At 17, I lived in a semi-rural area just where the speed limit relaxed. We lost a lot of cats to that road. Before Suzie we had Alice… Tim and Will… Jessica and Jake. I know I’m forgetting some too. The blood of a thousand kittens is an odd way to lead an obituary but Suzie was clearly already doing something right to stay alive next to that bloody awful road.
An obviously beautiful cat, Suzie surprised people when she played like a feral. Being as rough with people as she was with the dwindling local fauna earned her a reputation. But if you gave her time —and treats— and she’d purr her little head off, sleeping on your bed.
It’s perhaps hard to understand why somebody might go all the way to blogging about a pet but Suzie was there. Through the biggest changes in my formative years. That meant just as much to the introverted, maladjusted bedroom hacker I was then, as it did to the introverted, maladjusted father I eventually became.
After university, Suzie and I moved in with my girlfriend at in Southampton. Away from my mum’s legion of cats and dogs and the introduction to several students to worship her with salty processed meats, and a warmer climate to relax in. The local vet quickly described her as “slightly round”.
Suzie never shared well, which became a challenge when I found an abandoned kitten in our garden. It took her some time to adjust to the arrival of Sam. But they eventually learned to get along.
Then we moved to Norfolk and they got space to roam.
Life slowed down. If you’re younger, you probably won’t appreciate this, but once you start to settle into working life, the things that change around you become much, much slower. You live somewhere for ten years instead of ten months. The people you interact with daily fit a pattern. And again, Suzie was a constant; just there.

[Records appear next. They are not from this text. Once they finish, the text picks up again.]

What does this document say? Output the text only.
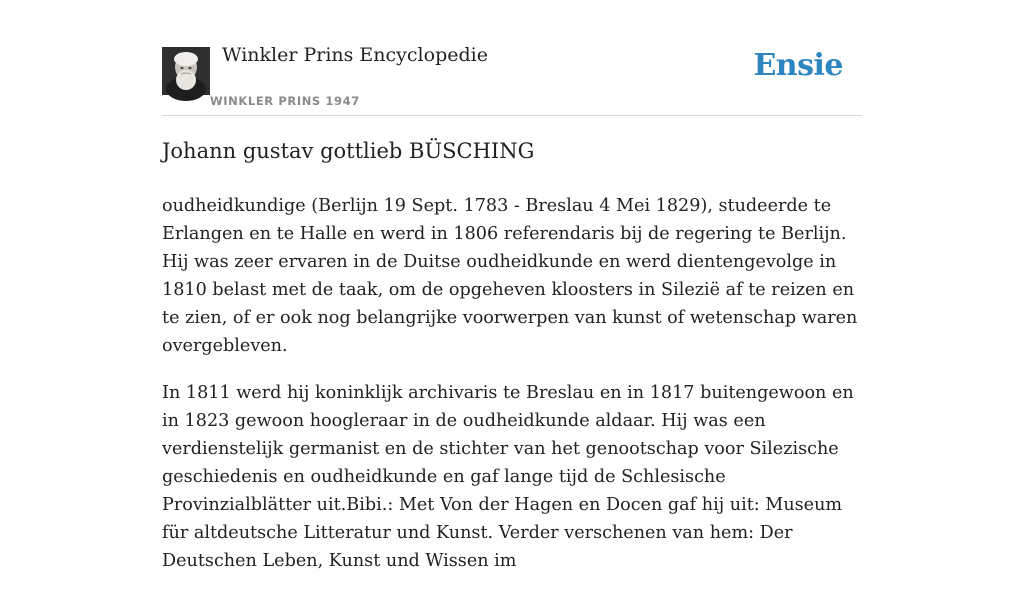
Winkler Prins Encyclopedie
WINKLER PRINS 1947
Ensie
Johann gustav gottlieb BÜSCHING

oudheidkundige (Berlijn 19 Sept. 1783 - Breslau 4 Mei 1829), studeerde te Erlangen en te Halle en werd in 1806 referendaris bij de regering te Berlijn. Hij was zeer ervaren in de Duitse oudheidkunde en werd dientengevolge in 1810 belast met de taak, om de opgeheven kloosters in Silezië af te reizen en te zien, of er ook nog belangrijke voorwerpen van kunst of wetenschap waren overgebleven.

In 1811 werd hij koninklijk archivaris te Breslau en in 1817 buitengewoon en in 1823 gewoon hoogleraar in de oudheidkunde aldaar. Hij was een verdienstelijk germanist en de stichter van het genootschap voor Silezische geschiedenis en oudheidkunde en gaf lange tijd de Schlesische Provinzialblätter uit.Bibi.: Met Von der Hagen en Docen gaf hij uit: Museum für altdeutsche Litteratur und Kunst. Verder verschenen van hem: Der Deutschen Leben, Kunst und Wissen im
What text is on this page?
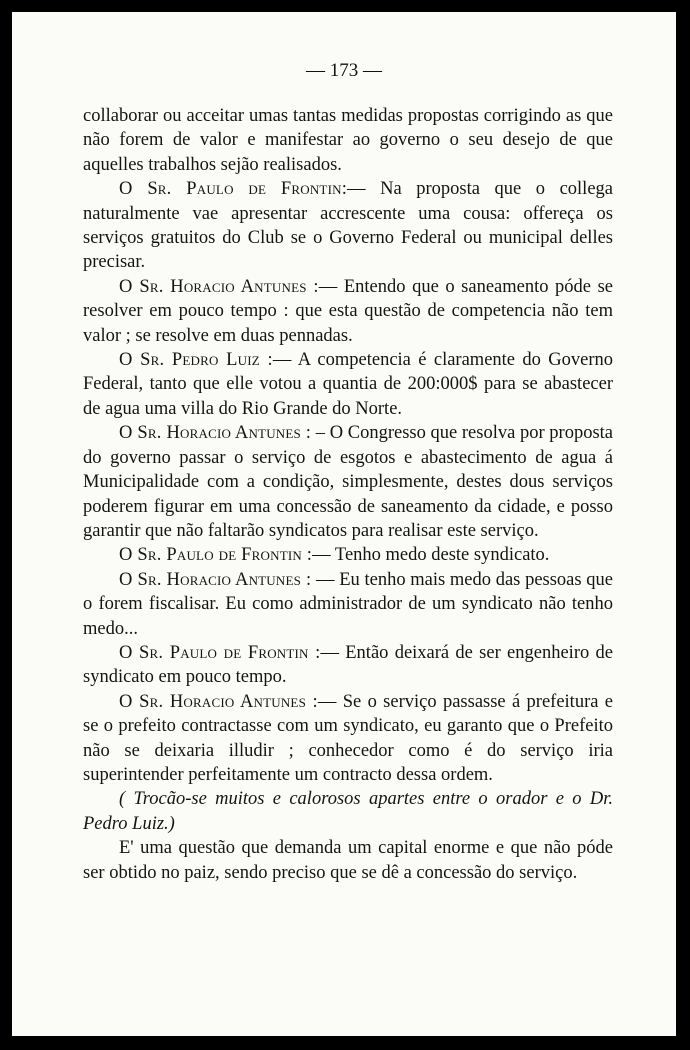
— 173 —

collaborar ou acceitar umas tantas medidas propostas corrigindo as que não forem de valor e manifestar ao governo o seu desejo de que aquelles trabalhos sejão realisados.

O Sr. Paulo de Frontin:— Na proposta que o collega naturalmente vae apresentar accrescente uma cousa: offereça os serviços gratuitos do Club se o Governo Federal ou municipal delles precisar.

O Sr. Horacio Antunes :— Entendo que o saneamento póde se resolver em pouco tempo : que esta questão de competencia não tem valor ; se resolve em duas pennadas.

O Sr. Pedro Luiz :— A competencia é claramente do Governo Federal, tanto que elle votou a quantia de 200:000$ para se abastecer de agua uma villa do Rio Grande do Norte.

O Sr. Horacio Antunes : – O Congresso que resolva por proposta do governo passar o serviço de esgotos e abastecimento de agua á Municipalidade com a condição, simplesmente, destes dous serviços poderem figurar em uma concessão de saneamento da cidade, e posso garantir que não faltarão syndicatos para realisar este serviço.

O Sr. Paulo de Frontin :— Tenho medo deste syndicato.

O Sr. Horacio Antunes : — Eu tenho mais medo das pessoas que o forem fiscalisar. Eu como administrador de um syndicato não tenho medo...

O Sr. Paulo de Frontin :— Então deixará de ser engenheiro de syndicato em pouco tempo.

O Sr. Horacio Antunes :— Se o serviço passasse á prefeitura e se o prefeito contractasse com um syndicato, eu garanto que o Prefeito não se deixaria illudir ; conhecedor como é do serviço iria superintender perfeitamente um contracto dessa ordem.

( Trocão-se muitos e calorosos apartes entre o orador e o Dr. Pedro Luiz.)

E' uma questão que demanda um capital enorme e que não póde ser obtido no paiz, sendo preciso que se dê a concessão do serviço.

Right up to her death in January 2017, she spent her days hunting invisible butterflies, purring for no good reason, and dodging the golden retriever puppy and then the baby. Suzie had a fuller life than a lot of other cats and despite her outward prickliness to others, I know it was a happy life. I still have the scars.
It’s 2022 now, five years since Suzie died. Five years since I started writing this post.
Time does weird things once you settle down. If I listed the things that have happened to me, the things I’ve done, they’d look like the 2000 days worth of stuff… But I can still taste the air in the vets when I went to collect Suzie; see the expression on the vet’s face and feel their arm as I started to cry; see my blurry phone as I dialled Harri to tell her; and then trying to drive back while not wanting to take my eyes off the cat on the passenger seat… All like it were yesterday. It’s an interesting feeling.
I wanted to finish this post to leave some sort of enduring record. She was a good cat, and everyone should know.